I burst out laughing.

The way Jody said it was funny. But that wasn’t what I was laughing at, although she was under the impression it was and burst out laughing in delight at my response. And her delight was
no less affecting because it was, in a logical sense, mistakenly triggered. Spontaneous laughter is infectious and draws people together. And I had laughed first and found myself effectively
delighting in her delight. The words, even their meanings, were in a sense superfluous. I remember wondering at that, how the fact of laughing together nullified the inauthenticity. Even now it is
with a feeling of generosity that I remember what I laughed at then, which was the memory of her own pathetic indignation when someone up in Harlem burnt her – “The bastard! After all
I’ve done for him! When he had no bread I used to turn him on!” – about that, and the self-criticism her hard talk about Pat implied, for, like people generally, Jody, no matter
what she was talking about, talked exclusively about herself. I used to wonder whether she knew it.

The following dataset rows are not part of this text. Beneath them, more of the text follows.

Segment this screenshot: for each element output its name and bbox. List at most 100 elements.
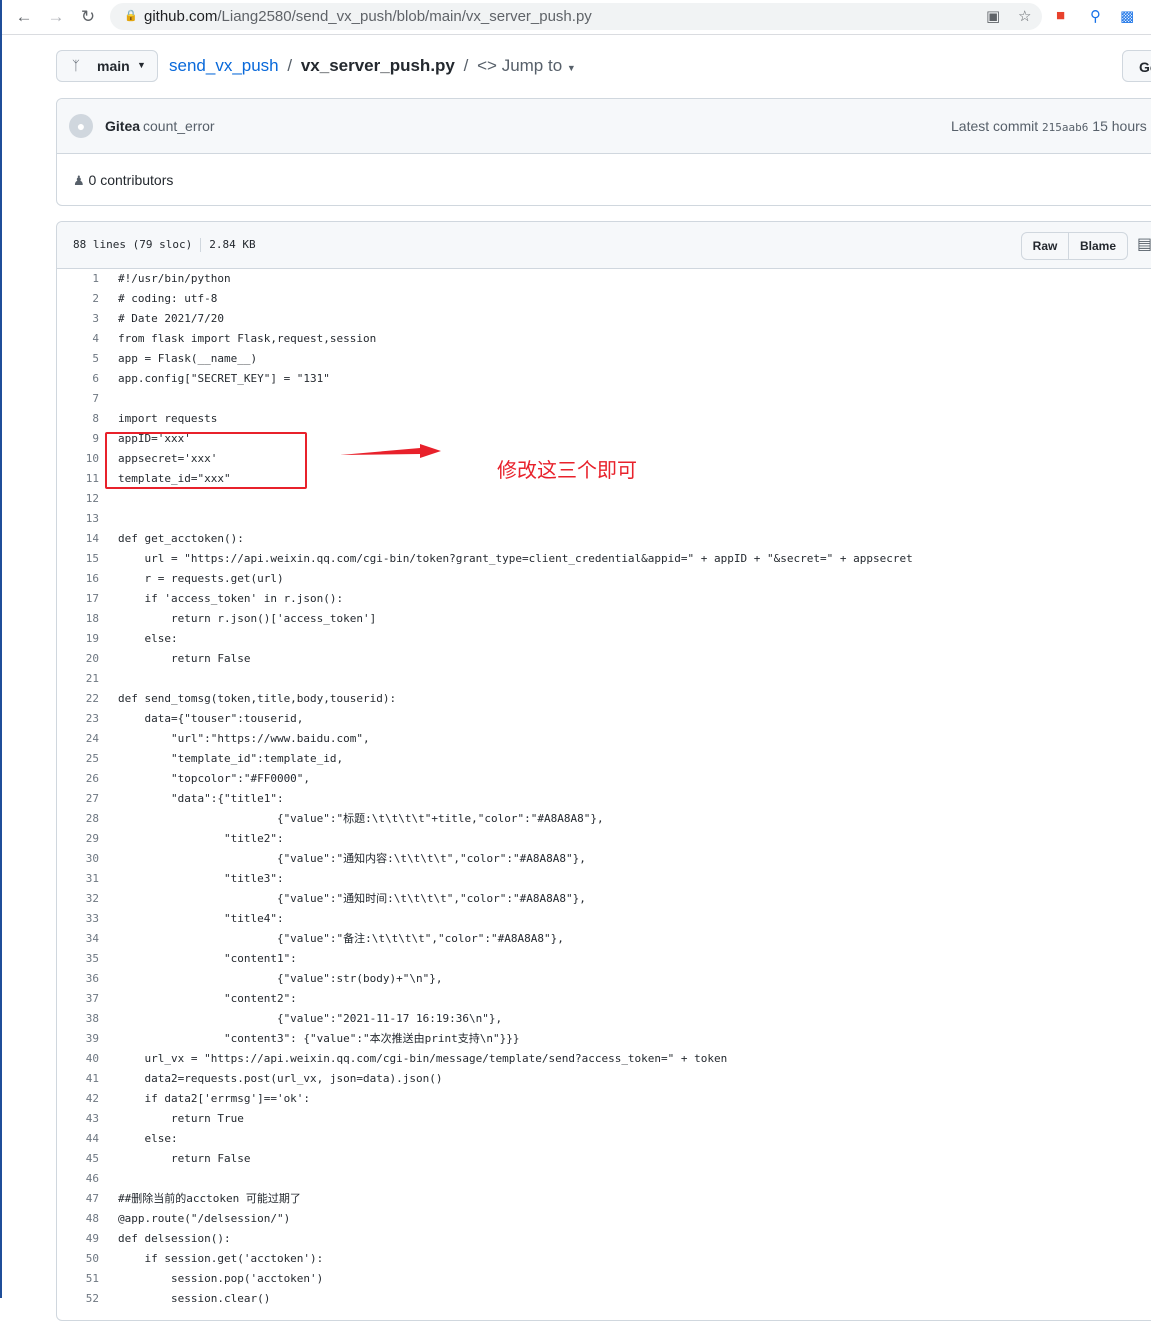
desktop-icon[interactable]: ▤ xyxy=(1137,234,1151,254)
code-text: data={"touser":touserid, xyxy=(118,712,304,725)
line-number[interactable]: 36 xyxy=(57,969,99,989)
line-number[interactable]: 5 xyxy=(57,349,99,369)
line-number[interactable]: 49 xyxy=(57,1229,99,1249)
line-number[interactable]: 26 xyxy=(57,769,99,789)
breadcrumb-separator: / xyxy=(463,56,469,75)
line-number[interactable]: 45 xyxy=(57,1149,99,1169)
line-number[interactable]: 3 xyxy=(57,309,99,329)
line-number[interactable]: 29 xyxy=(57,829,99,849)
line-number[interactable]: 33 xyxy=(57,909,99,929)
back-arrow-icon[interactable]: ← xyxy=(13,6,35,28)
line-number[interactable]: 43 xyxy=(57,1109,99,1129)
line-number[interactable]: 20 xyxy=(57,649,99,669)
jump-to-menu[interactable]: <> Jump to ▼ xyxy=(477,56,576,75)
code-text: "topcolor":"#FF0000", xyxy=(118,772,311,785)
line-number[interactable]: 27 xyxy=(57,789,99,809)
code-text: from flask import Flask,request,session xyxy=(118,332,377,345)
code-text: {"value":"标题:\t\t\t\t"+title,"color":"#A… xyxy=(118,812,604,825)
line-number[interactable]: 25 xyxy=(57,749,99,769)
commit-author[interactable]: Gitea xyxy=(105,118,140,134)
extension-cube-icon[interactable]: ■ xyxy=(1056,7,1065,24)
code-line: 48 @app.route("/delsession/") xyxy=(57,1209,1151,1229)
line-number[interactable]: 51 xyxy=(57,1269,99,1289)
jump-to-label: Jump to xyxy=(501,56,563,75)
code-line: 32 {"value":"通知时间:\t\t\t\t","color":"#A8… xyxy=(57,889,1151,909)
bookmark-star-icon[interactable]: ☆ xyxy=(1018,7,1031,25)
line-number[interactable]: 8 xyxy=(57,409,99,429)
line-number[interactable]: 48 xyxy=(57,1209,99,1229)
avatar[interactable]: ● xyxy=(69,114,93,138)
line-number[interactable]: 50 xyxy=(57,1249,99,1269)
code-text: "title4": xyxy=(118,912,284,925)
line-number[interactable]: 52 xyxy=(57,1289,99,1309)
line-number[interactable]: 13 xyxy=(57,509,99,529)
code-line: 44 else: xyxy=(57,1129,1151,1149)
blame-button[interactable]: Blame xyxy=(1068,232,1128,260)
line-number[interactable]: 42 xyxy=(57,1089,99,1109)
line-number[interactable]: 24 xyxy=(57,729,99,749)
repo-link[interactable]: send_vx_push xyxy=(169,56,279,75)
forward-arrow-icon[interactable]: → xyxy=(45,6,67,28)
line-number[interactable]: 18 xyxy=(57,609,99,629)
code-text: r = requests.get(url) xyxy=(118,572,284,585)
code-line: 39 "content3": {"value":"本次推送由print支持\n"… xyxy=(57,1029,1151,1049)
code-line: 3 # Date 2021/7/20 xyxy=(57,309,1151,329)
line-number[interactable]: 32 xyxy=(57,889,99,909)
lock-icon: 🔒 xyxy=(124,10,138,22)
line-number[interactable]: 7 xyxy=(57,389,99,409)
line-number[interactable]: 6 xyxy=(57,369,99,389)
translate-icon[interactable]: ▣ xyxy=(986,7,1000,25)
line-number[interactable]: 31 xyxy=(57,869,99,889)
line-number[interactable]: 39 xyxy=(57,1029,99,1049)
code-text: "content2": xyxy=(118,992,297,1005)
raw-button[interactable]: Raw xyxy=(1021,232,1069,260)
line-number[interactable]: 35 xyxy=(57,949,99,969)
line-number[interactable]: 30 xyxy=(57,849,99,869)
extension-pin-icon[interactable]: ⚲ xyxy=(1090,7,1101,25)
line-number[interactable]: 40 xyxy=(57,1049,99,1069)
commit-sha[interactable]: 215aab6 xyxy=(1042,121,1088,134)
code-line: 2 # coding: utf-8 xyxy=(57,289,1151,309)
line-number[interactable]: 16 xyxy=(57,569,99,589)
line-number[interactable]: 23 xyxy=(57,709,99,729)
line-number[interactable]: 9 xyxy=(57,429,99,449)
go-to-file-button[interactable]: Go xyxy=(1122,50,1151,82)
contributors-link[interactable]: ♟ 0 contributors xyxy=(73,172,173,189)
line-number[interactable]: 41 xyxy=(57,1069,99,1089)
line-number[interactable]: 15 xyxy=(57,549,99,569)
branch-select-button[interactable]: ᛉ main ▼ xyxy=(56,50,158,82)
line-number[interactable]: 34 xyxy=(57,929,99,949)
code-line: 40 url_vx = "https://api.weixin.qq.com/c… xyxy=(57,1049,1151,1069)
line-number[interactable]: 38 xyxy=(57,1009,99,1029)
address-bar[interactable]: 🔒 github.com/Liang2580/send_vx_push/blob… xyxy=(110,3,1042,30)
code-text: return False xyxy=(118,1152,251,1165)
line-number[interactable]: 2 xyxy=(57,289,99,309)
line-number[interactable]: 46 xyxy=(57,1169,99,1189)
line-number[interactable]: 17 xyxy=(57,589,99,609)
line-number[interactable]: 1 xyxy=(57,269,99,289)
code-line: 1 #!/usr/bin/python xyxy=(57,269,1151,289)
line-number[interactable]: 37 xyxy=(57,989,99,1009)
reload-icon[interactable]: ↻ xyxy=(77,6,99,28)
line-number[interactable]: 4 xyxy=(57,329,99,349)
code-line: 12 xyxy=(57,489,1151,509)
url-text[interactable]: github.com/Liang2580/send_vx_push/blob/m… xyxy=(144,8,592,25)
line-number[interactable]: 44 xyxy=(57,1129,99,1149)
line-number[interactable]: 47 xyxy=(57,1189,99,1209)
breadcrumb-separator: / xyxy=(287,56,293,75)
code-line: 16 r = requests.get(url) xyxy=(57,569,1151,589)
line-number[interactable]: 12 xyxy=(57,489,99,509)
code-line: 49 def delsession(): xyxy=(57,1229,1151,1249)
line-number[interactable]: 21 xyxy=(57,669,99,689)
line-number[interactable]: 19 xyxy=(57,629,99,649)
code-text: else: xyxy=(118,632,178,645)
line-number[interactable]: 11 xyxy=(57,469,99,489)
line-number[interactable]: 28 xyxy=(57,809,99,829)
code-text: "content1": xyxy=(118,952,297,965)
commit-message[interactable]: count_error xyxy=(143,118,215,134)
line-number[interactable]: 22 xyxy=(57,689,99,709)
line-number[interactable]: 10 xyxy=(57,449,99,469)
line-number[interactable]: 14 xyxy=(57,529,99,549)
code-text: return r.json()['access_token'] xyxy=(118,612,377,625)
extension-doc-icon[interactable]: ▩ xyxy=(1120,7,1134,25)
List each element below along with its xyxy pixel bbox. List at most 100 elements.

When we had finished our coffee and when no one we knew had come along... we were looking for loot to score with... we crossed West 4th to the Côte d’Or. We pushed in through the
swing doors. The place was crowded, dark as usual, the bar on the left and the single row of tables on the right. The first thing you noticed was the exhibition of paintings along two walls just
below the ceiling. At that time they changed them every so often, but soon it was just a bar again with a mixed clientele. I didn’t go there much by that time because it was one of the few
places I was fingered. I had been waiting for Fay, drinking a beer, and I had been spotted by the barmen as one who was more interested in dope than in drink. That’s a bad thing in any bar,
and barmen are quick to notice. Most barmen are very indignant about drugs. Still, one of the barmen had been in Paris and most of his customers were very friendly towards me. It’s true that
Fay was as loud as a white feather in wartime; if anyone ever looked like a junkie, she did. With her unkempt hair, her fur coat and her blue face, she moved ferret-like into a noisy bar crowd and
out again. I have seen many a drunken face frozen, the lower jaw dropping, to follow Fay with the eyes out of the bar. Fay and I left together and hadn’t gone much more than a block when we
were suddenly grasped from behind and thrust roughly into the entrance hall of a small block of flats. A strange coolness descended on me as soon as I felt the hands; in my imagination I was
already saying to the policeman: “And now be on your way, sir. You have no business with me.” And then I was looking at them. Middle-sized, they were dressed in leather lumber jackets
and looked like competitors in the Tour de France. They were flashing some kind of identity cards which evidently convinced me. It hadn’t occurred to me that they could be anybody else. They
were straight out of Kafka. And yet I knew they were real beer. I don’t know whether they were members of the Federal Bureau of Investigation or of the Internal Revenue Service, but they were
very ugly in their anonymity and very impertinent. Fay seemed to know them well and immediately adopted a doglike attitude towards them. She wagged her tail. Tongue and saliva drooled from her
mouth in friendly effervescence. I found myself against the wall with one of the bicyclists ordering me to turn out my pockets. My passport would stop him for a bit. Ten years of border-crossing
had furnished me with impressive documents. I was carrying some bennies,
22
but I wasn’t worried about my vulnerability. I was worried about
Fay’s. In fact she knew far more about these men than I did, having met them before. But I was a foreigner and might be deported very easily. Fay could expose more with less danger than I. As
I slowly and absent-mindedly emptied my pockets, I ignored the man who was examining me and kept interrupting Fay’s interrogator.